3.JohnnyCake sold $100,000 of excess land to an unrelated third party for $400,000 in 2017.
The sale called for $100,000 cash paid at closing and a note for $300,000 payable in three (3) equal installments of $100,000 each on the anniversary date of the sale.The note provided for adequate stated interest.
4.The bonus payable represents a bonus accrued each year to the 90 percent shareholder.All bonuses are paid by March 15 of the following year.
5.The company shipped inventory to a customer on December 31, 2018 for $100,000.
Pursuant to the contract, title passes to the customer on receipt. The client received the goods on January 4, 2019. The company booked the sale in 2018, when shipped, to improve their financial statements for the bank.The goods shipped has a cost basis of $60,000.
6.JohnnyCake incurred $35,000 of expenses attributable to the improvement of the
building (added a new office; completed October 1, 2018).The company deducted the payments as a repair expense in its 2018 financial statements.
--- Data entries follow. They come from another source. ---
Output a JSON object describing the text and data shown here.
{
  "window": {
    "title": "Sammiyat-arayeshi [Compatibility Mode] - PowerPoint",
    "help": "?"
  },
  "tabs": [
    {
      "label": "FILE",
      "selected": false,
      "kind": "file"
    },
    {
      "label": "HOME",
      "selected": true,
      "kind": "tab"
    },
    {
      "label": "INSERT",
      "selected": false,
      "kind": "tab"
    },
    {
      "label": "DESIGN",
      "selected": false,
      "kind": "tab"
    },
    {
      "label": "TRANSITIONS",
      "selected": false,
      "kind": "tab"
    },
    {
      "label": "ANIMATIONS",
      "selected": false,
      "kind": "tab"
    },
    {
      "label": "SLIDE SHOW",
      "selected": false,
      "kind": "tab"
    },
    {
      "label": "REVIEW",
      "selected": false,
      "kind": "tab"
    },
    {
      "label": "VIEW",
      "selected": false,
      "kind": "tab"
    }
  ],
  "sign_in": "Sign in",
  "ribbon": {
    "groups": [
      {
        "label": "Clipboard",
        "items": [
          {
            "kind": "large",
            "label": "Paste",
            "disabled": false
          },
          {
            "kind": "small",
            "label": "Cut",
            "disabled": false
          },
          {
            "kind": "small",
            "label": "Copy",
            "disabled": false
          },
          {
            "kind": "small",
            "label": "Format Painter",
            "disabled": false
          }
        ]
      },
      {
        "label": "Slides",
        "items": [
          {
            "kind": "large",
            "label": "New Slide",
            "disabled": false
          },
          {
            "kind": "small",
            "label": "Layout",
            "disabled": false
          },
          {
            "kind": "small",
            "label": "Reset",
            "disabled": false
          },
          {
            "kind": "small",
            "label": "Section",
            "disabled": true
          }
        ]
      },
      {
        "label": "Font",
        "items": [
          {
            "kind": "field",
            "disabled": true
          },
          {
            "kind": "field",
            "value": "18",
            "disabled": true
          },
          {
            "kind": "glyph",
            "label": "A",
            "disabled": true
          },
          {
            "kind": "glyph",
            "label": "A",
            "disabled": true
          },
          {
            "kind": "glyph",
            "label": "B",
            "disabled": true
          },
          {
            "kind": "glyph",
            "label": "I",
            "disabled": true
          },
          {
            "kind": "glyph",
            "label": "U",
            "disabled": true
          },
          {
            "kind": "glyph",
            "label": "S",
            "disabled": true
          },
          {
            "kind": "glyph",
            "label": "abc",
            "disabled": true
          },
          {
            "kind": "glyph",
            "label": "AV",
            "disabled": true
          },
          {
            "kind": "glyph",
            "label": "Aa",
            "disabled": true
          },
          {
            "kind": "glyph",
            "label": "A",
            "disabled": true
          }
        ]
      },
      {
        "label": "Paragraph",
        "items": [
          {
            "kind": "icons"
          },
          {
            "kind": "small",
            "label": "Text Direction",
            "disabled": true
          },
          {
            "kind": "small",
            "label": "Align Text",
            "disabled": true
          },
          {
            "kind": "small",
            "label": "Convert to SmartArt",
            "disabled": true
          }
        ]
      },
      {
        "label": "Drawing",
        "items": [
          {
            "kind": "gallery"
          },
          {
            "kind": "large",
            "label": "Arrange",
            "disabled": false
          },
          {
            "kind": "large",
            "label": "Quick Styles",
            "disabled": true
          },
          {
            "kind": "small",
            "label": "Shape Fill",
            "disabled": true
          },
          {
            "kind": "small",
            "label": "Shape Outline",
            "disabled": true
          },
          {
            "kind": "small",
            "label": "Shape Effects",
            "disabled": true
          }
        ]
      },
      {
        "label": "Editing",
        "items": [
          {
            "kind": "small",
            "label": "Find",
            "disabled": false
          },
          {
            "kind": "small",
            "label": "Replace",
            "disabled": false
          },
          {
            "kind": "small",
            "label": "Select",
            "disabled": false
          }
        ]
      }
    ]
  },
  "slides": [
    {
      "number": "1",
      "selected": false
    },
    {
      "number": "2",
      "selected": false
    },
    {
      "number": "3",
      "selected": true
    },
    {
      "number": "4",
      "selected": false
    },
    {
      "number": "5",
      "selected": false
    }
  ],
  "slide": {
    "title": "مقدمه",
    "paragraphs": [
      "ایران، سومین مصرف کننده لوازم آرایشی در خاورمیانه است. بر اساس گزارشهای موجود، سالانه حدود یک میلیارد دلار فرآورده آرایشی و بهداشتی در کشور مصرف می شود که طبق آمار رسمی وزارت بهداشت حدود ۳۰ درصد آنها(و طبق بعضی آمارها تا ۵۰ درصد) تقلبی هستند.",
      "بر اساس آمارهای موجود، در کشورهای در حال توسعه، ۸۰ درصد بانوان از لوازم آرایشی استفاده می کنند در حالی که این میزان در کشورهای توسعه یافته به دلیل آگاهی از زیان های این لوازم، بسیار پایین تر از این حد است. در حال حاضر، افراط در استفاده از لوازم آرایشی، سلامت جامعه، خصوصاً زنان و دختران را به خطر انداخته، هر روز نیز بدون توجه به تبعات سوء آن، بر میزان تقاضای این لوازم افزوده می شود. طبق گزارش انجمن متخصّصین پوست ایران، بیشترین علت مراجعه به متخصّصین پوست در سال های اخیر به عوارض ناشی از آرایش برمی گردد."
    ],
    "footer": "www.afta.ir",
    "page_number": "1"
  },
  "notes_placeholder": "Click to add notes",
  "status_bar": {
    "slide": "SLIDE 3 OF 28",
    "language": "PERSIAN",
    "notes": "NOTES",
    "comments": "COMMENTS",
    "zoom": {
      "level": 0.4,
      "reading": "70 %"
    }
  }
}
7.The company uses full absorption accounting for its inventories.
8.The company used the simplified production method for UNICAP purposes. It has not elected out of UNICAP for 2018 despite having gross receipts less than $25 million.
9.JohnnyCake had $6,000 of UNICAP expenses capitalized for tax purposes at the beginning of the year. For 2018, it had $20,000 of mixed service department costs and $15,000 of other indirect UNICAP costs.
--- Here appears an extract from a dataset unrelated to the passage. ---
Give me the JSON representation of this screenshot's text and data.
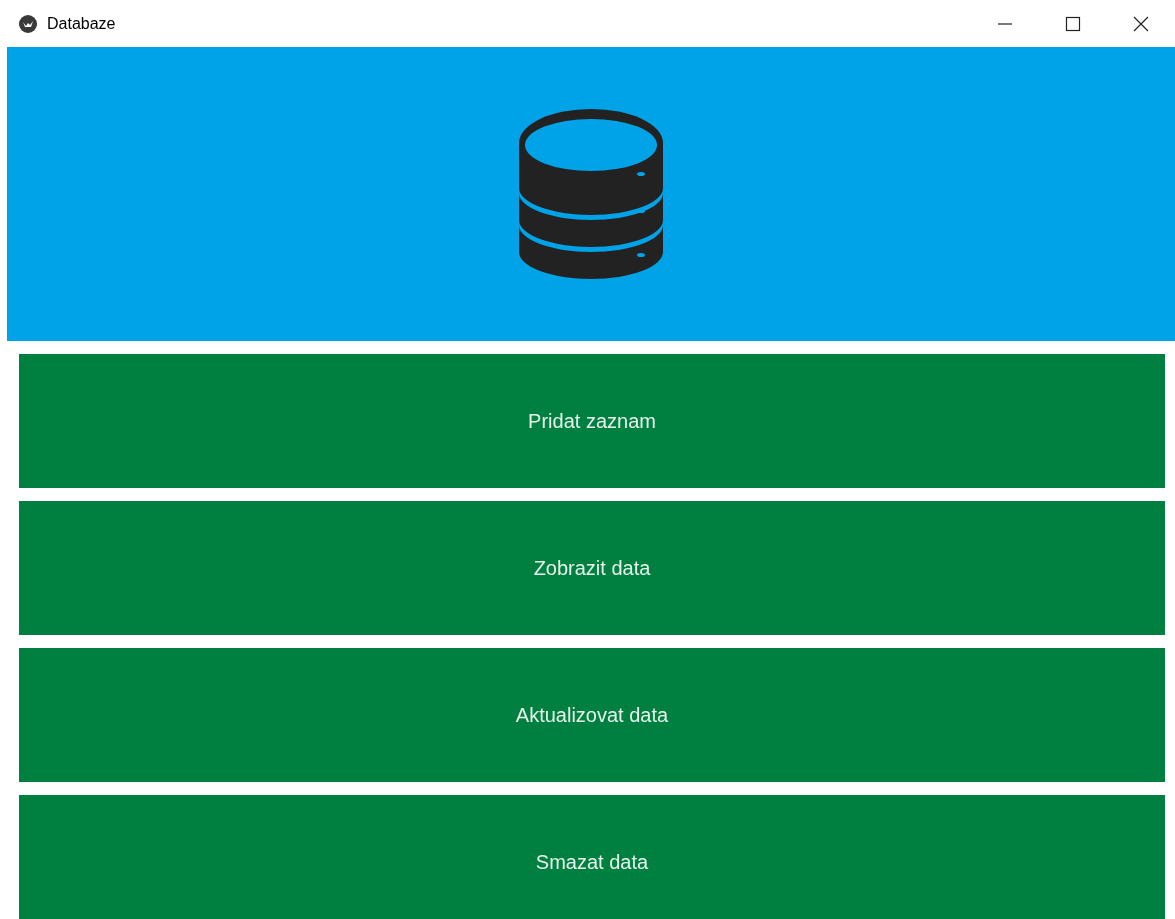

10.Deferred revenue represents $10,000 received in 2017 for a 5 year supply of pumps. JohnnyCake used the deferral method in 2017 and recognized $2,000 of revenue in its audited financial statements for 2017 and 2018.
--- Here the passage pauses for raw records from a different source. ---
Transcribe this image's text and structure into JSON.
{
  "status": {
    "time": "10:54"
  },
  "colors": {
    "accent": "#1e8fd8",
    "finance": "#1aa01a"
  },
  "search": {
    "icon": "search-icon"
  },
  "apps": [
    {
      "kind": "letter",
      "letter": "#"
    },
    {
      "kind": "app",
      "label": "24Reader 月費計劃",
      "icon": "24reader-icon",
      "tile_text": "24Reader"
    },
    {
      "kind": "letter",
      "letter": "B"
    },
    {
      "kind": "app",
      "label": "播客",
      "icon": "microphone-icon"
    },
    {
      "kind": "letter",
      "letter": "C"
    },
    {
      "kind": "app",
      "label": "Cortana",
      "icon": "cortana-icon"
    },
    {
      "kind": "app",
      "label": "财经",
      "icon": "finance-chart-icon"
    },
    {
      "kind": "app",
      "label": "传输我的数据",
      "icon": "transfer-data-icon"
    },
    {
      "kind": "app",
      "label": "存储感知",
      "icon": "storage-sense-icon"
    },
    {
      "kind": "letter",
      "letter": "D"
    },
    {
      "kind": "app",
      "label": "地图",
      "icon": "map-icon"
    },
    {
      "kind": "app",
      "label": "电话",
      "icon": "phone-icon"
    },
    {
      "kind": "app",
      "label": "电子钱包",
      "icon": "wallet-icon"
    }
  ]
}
11.MACRS depreciation on beginning of year assets is $42,000.
Complete Schedule M-1 (not M-3) for 2018 based on the above information. Provide a brief description/narrative and authority for each of the adjustments.
In addition, provide a list of other questions you would need/want to ask JohnnyCake, Inc. to accurately compute taxable income.